Rinse your mold in cold water and fill with the jelly mixture. Refrigerate until set. (Small molds with harden more quickly than a single large one.)

To unmold, immerse the mold to the top for a second in warm—not hot!—water (do not let the water flow over the molded jelly).  Slightly loosen jelly at the edge, turning the mold from side to side, then place a serving dish on top of the mold, invert it, and carefully remove the mold.


MOCHA SPONGE

1 level Tblsp Knox Gelatine
¼ cup cold water
1 ½ cups clear strong coffee (hot)
3/4 cup sugar
Whites of two eggs (room temperature)
A few grains of salt

Soak the gelatin in cold water for five minutes.  Add to the hot coffee, then add sugar.

Strain into a pan or metal bowl.  Set the pan/bowl in a larger pan/bowl of ice water, cool slightly, then beat, using a wire whisk, until quite stiff. 

Beat the whites of the eggs until stiff, then add to the cooled mixture and continue beating until the mixture will hold its shape.

Turn into a wet mold.  Chill thoroughly. 



Remove from mold and serve with sugar and thin cream.

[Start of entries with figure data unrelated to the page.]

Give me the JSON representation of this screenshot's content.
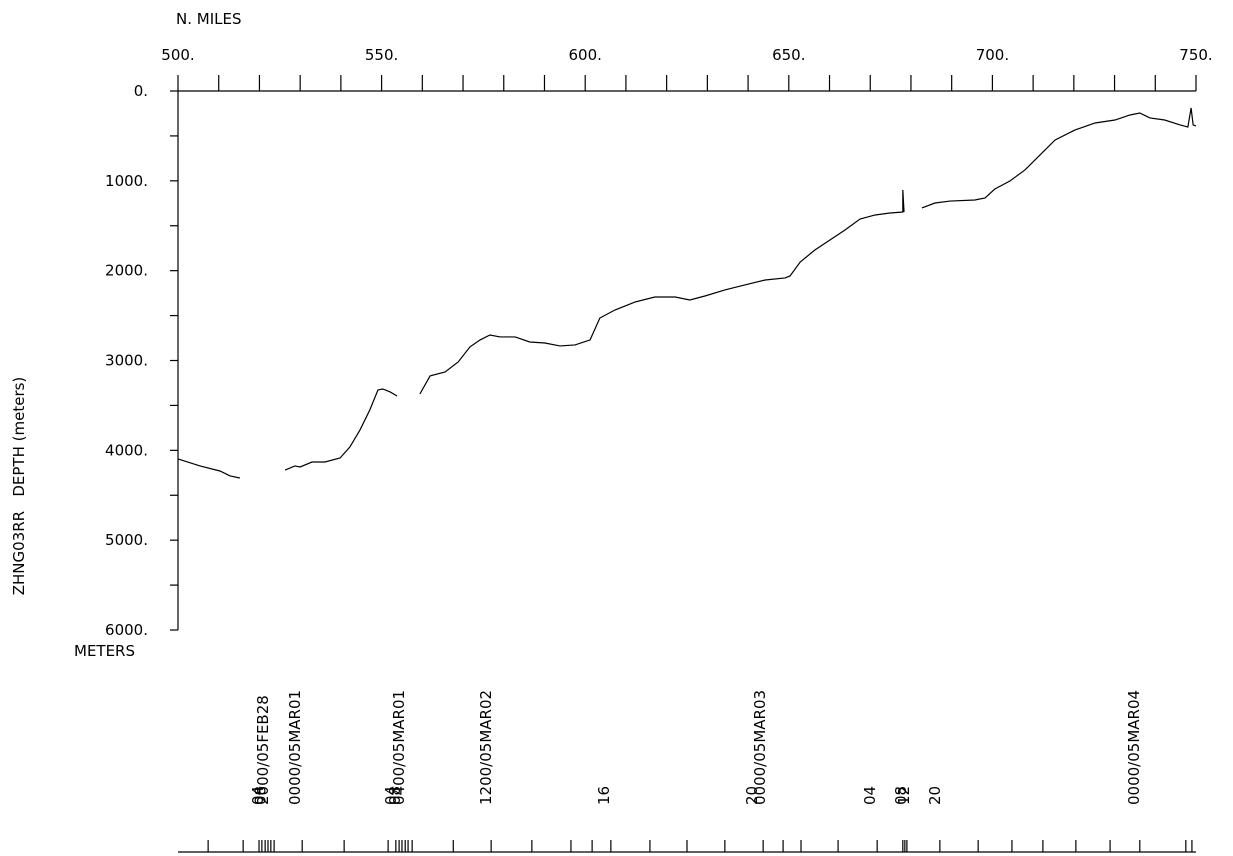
{
  "chart_data": {
    "type": "line",
    "x_label": "N. MILES",
    "y_label": "ZHNG03RR   DEPTH (meters)",
    "y_unit_label": "METERS",
    "xlim": [
      500,
      750
    ],
    "xticks": [
      {
        "value": 500,
        "label": "500."
      },
      {
        "value": 550,
        "label": "550."
      },
      {
        "value": 600,
        "label": "600."
      },
      {
        "value": 650,
        "label": "650."
      },
      {
        "value": 700,
        "label": "700."
      },
      {
        "value": 750,
        "label": "750."
      }
    ],
    "xminorticks": [
      510,
      520,
      530,
      540,
      560,
      570,
      580,
      590,
      610,
      620,
      630,
      640,
      660,
      670,
      680,
      690,
      710,
      720,
      730,
      740
    ],
    "ylim": [
      6000,
      0
    ],
    "yticks": [
      {
        "value": 0,
        "label": "0."
      },
      {
        "value": 1000,
        "label": "1000."
      },
      {
        "value": 2000,
        "label": "2000."
      },
      {
        "value": 3000,
        "label": "3000."
      },
      {
        "value": 4000,
        "label": "4000."
      },
      {
        "value": 5000,
        "label": "5000."
      },
      {
        "value": 6000,
        "label": "6000."
      }
    ],
    "yminorticks": [
      500,
      1500,
      2500,
      3500,
      4500,
      5500
    ],
    "color": "#000000",
    "x": [
      500,
      505.4,
      510.3,
      512.8,
      515.2,
      null,
      526.3,
      528.7,
      530.0,
      532.9,
      536.1,
      539.8,
      542.2,
      544.7,
      547.1,
      549.1,
      550.3,
      552.1,
      553.8,
      null,
      559.4,
      561.9,
      565.6,
      568.8,
      571.7,
      574.2,
      576.6,
      579.1,
      582.8,
      586.4,
      590.1,
      593.8,
      597.5,
      601.2,
      603.6,
      607.3,
      612.2,
      617.1,
      622.1,
      625.7,
      629.4,
      634.3,
      639.2,
      644.2,
      649.1,
      650.3,
      652.8,
      656.4,
      660.1,
      663.8,
      667.5,
      671.2,
      674.9,
      678.0,
      678.0,
      678.3,
      null,
      682.7,
      685.9,
      689.6,
      695.7,
      698.2,
      700.6,
      704.3,
      708.0,
      711.7,
      715.4,
      720.3,
      725.2,
      730.1,
      733.8,
      736.2,
      738.7,
      742.3,
      746.1,
      748.0,
      748.8,
      749.3,
      750
    ],
    "values": [
      4096,
      4174,
      4230,
      4285,
      4308,
      null,
      4219,
      4174,
      4185,
      4130,
      4130,
      4085,
      3963,
      3773,
      3551,
      3328,
      3317,
      3350,
      3395,
      null,
      3373,
      3172,
      3128,
      3016,
      2849,
      2771,
      2716,
      2738,
      2738,
      2794,
      2805,
      2838,
      2827,
      2771,
      2527,
      2438,
      2349,
      2293,
      2293,
      2326,
      2282,
      2215,
      2159,
      2104,
      2081,
      2059,
      1904,
      1770,
      1658,
      1547,
      1425,
      1380,
      1358,
      1347,
      1102,
      1347,
      null,
      1302,
      1247,
      1225,
      1213,
      1191,
      1091,
      1002,
      879,
      712,
      545,
      434,
      356,
      323,
      267,
      245,
      300,
      323,
      378,
      401,
      189,
      378,
      389
    ],
    "time_labels": [
      {
        "x": 519.6,
        "label": "04"
      },
      {
        "x": 520.2,
        "label": "08"
      },
      {
        "x": 520.9,
        "label": "2000/05FEB28"
      },
      {
        "x": 528.7,
        "label": "0000/05MAR01"
      },
      {
        "x": 552.3,
        "label": "04"
      },
      {
        "x": 553.3,
        "label": "08"
      },
      {
        "x": 554.3,
        "label": "0400/05MAR01"
      },
      {
        "x": 575.6,
        "label": "1200/05MAR02"
      },
      {
        "x": 604.6,
        "label": "16"
      },
      {
        "x": 641.0,
        "label": "20"
      },
      {
        "x": 642.9,
        "label": "0000/05MAR03"
      },
      {
        "x": 669.9,
        "label": "04"
      },
      {
        "x": 677.6,
        "label": "08"
      },
      {
        "x": 678.3,
        "label": "12"
      },
      {
        "x": 685.9,
        "label": "20"
      },
      {
        "x": 734.8,
        "label": "0000/05MAR04"
      }
    ],
    "time_ticks": [
      507.4,
      516.0,
      519.9,
      520.6,
      521.4,
      522.1,
      522.8,
      523.6,
      530.5,
      540.8,
      551.6,
      553.5,
      554.3,
      555.0,
      555.8,
      556.5,
      557.5,
      567.6,
      576.9,
      586.9,
      596.5,
      601.7,
      606.3,
      615.9,
      625.0,
      634.3,
      643.7,
      648.6,
      653.0,
      662.1,
      671.7,
      678.0,
      678.5,
      679.0,
      687.1,
      696.5,
      704.8,
      712.4,
      720.5,
      728.9,
      736.2,
      747.5,
      749.0
    ]
  }
}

Of course you can make either one on its own.  But if you're trying to make My Grandmother's Layered Coffee Jelly, you would wet your mold, pour in a layer of the clear jelly, then carefully spoon over it a layer of the foamy jelly, and chill.  When you serve it, garnish with plenty of sweetened whipped cream.



Who knows—maybe molded salads will make a comeback!


(We will not explore the social and bovine implications of this publication!)